Chronic interstitial nephritis is one of the most common causes of feline chronic renal disease.
Interstitial nephritis represents the end result of several different renal diseases including chronic glomerulonephritis and chronic pyelonephritis. In most patients, however, the inciting cause cannot be determined.
The most common historical findings in cats with endstage renal disease are weight loss, anorexia, and lethargy. Polyuria, polydipsia, and vomiting are detected less commonly by owners. Physical examination may show poor hair coat, emaciation, pallor of mucous membranes, and dehydration. The kidneys are small, firm, and irregular on abdominal palpation. Laboratory findings include nonregenerative anemia, azotemia, hyperphosphatemia, metabolic acidosis, hypokalemia, and isosthenuria. Except for urine specific gravity, urinalysis findings in cats with endstage renal disease generally are unremarkable. Renal biopsy will allow identification of a specific disease process or confirmation of the diagnosis of chronic interstitial nephritis of unknown cause.
Disease that need to be considered in any differential diagnosis of chronic interstitial nephritis include:
- ureteral calculi
- Feline lower urinary tract disease (FLUTD)
- Feline upper urinary tract disease (FUUTD)
Initial treatment requires rehydration over 24–72 hours. Renal function should be evaluated after rehydration before judgment is made about the ultimate disposition of the cat.
Long term medical management is begun after the cat has been rehydrated and stabilized. This therapy includes dietary restriction of protein (3.5-4.0 g/kg q24) and phosphorus; supplementation with vitamins, taurine, and potassium; endocrine replacement therapy including calcitriol and erythropoietin; management of hypertension; and subcutaneous administration of fluids at home by the owner.
Protein restriction should be considered when moderate azotemia persists in the well-hydrated state. Effective use of a low protein diet is indicated by reduction in BUN, stable body weight, and stable serum albumin concentration on serial measurements. Fresh water should be provided ad libitum and consumption of liquids should be encouraged. Phosphorus restriction is accomplished by dietary restriction and phosphorus-binding agents if necessary (aluminium hydroxide, aluminium carbonate, calcium carbonate, or calcium acetate) at a dosage of 60–100 mg/kg/day and administered with meals. Hypokalemia occurs in 20% to 30% of cats with chronic renal failure and may be treated using oral potassium gluconate (2–4 mEq q24h).
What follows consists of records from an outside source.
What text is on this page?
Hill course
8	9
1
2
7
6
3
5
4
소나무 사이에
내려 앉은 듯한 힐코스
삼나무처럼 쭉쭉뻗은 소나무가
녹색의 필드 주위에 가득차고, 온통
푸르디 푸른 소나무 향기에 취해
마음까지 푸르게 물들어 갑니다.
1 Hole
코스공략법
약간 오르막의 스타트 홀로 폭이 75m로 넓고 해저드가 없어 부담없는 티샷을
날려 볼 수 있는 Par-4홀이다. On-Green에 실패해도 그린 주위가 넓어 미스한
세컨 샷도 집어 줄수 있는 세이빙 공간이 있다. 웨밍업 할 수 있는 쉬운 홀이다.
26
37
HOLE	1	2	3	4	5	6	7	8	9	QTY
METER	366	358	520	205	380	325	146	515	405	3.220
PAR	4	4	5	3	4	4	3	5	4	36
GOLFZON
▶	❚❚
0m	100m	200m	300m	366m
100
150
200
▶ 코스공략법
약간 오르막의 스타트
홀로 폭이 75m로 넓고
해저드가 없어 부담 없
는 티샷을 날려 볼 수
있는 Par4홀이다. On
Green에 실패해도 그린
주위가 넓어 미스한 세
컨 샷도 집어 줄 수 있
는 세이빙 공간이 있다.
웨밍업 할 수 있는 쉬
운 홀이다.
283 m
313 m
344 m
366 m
Anabolic steroids have a low margin of safety in cats (risk of hepatotoxicity) and therefore are not routinely recommended for cats with chronic renal failure. Vomiting and uremic gastroenteritis are less common in cats with chronic renal failure than in dogs and may be managed with famotidine (5 mg orally once per day). Recently, an extremely low dosage of calcitriol (2–4 ng/kg q24h) has been used in cats with stable chronic renal failure to blunt renal secondary hyperparathyroidism. Calcitriol should not be administered until hyperphosphatemia has been controlled.
Recombinant human erythropoietin (100 U/kg SQ three times per week) has been used to correct nonregenerative anemia in cats with chronic renal failure. There is a substantial risk of antibody formation in cats treated with human erythropoietin, and the drug has not been approved for use in animals.
Hypertension usually is treated with amlodipine (0.625 mg orally once per day) or enalapril (0.5 mg/kg orally once or twice per day) in cats with glomerulonephritis that are not azotemic. The prognosis for cats with chronic renal failure is variable, and the disease appears to progress at different rates in different patients. Affected cats may live several months to years with conservative medical management.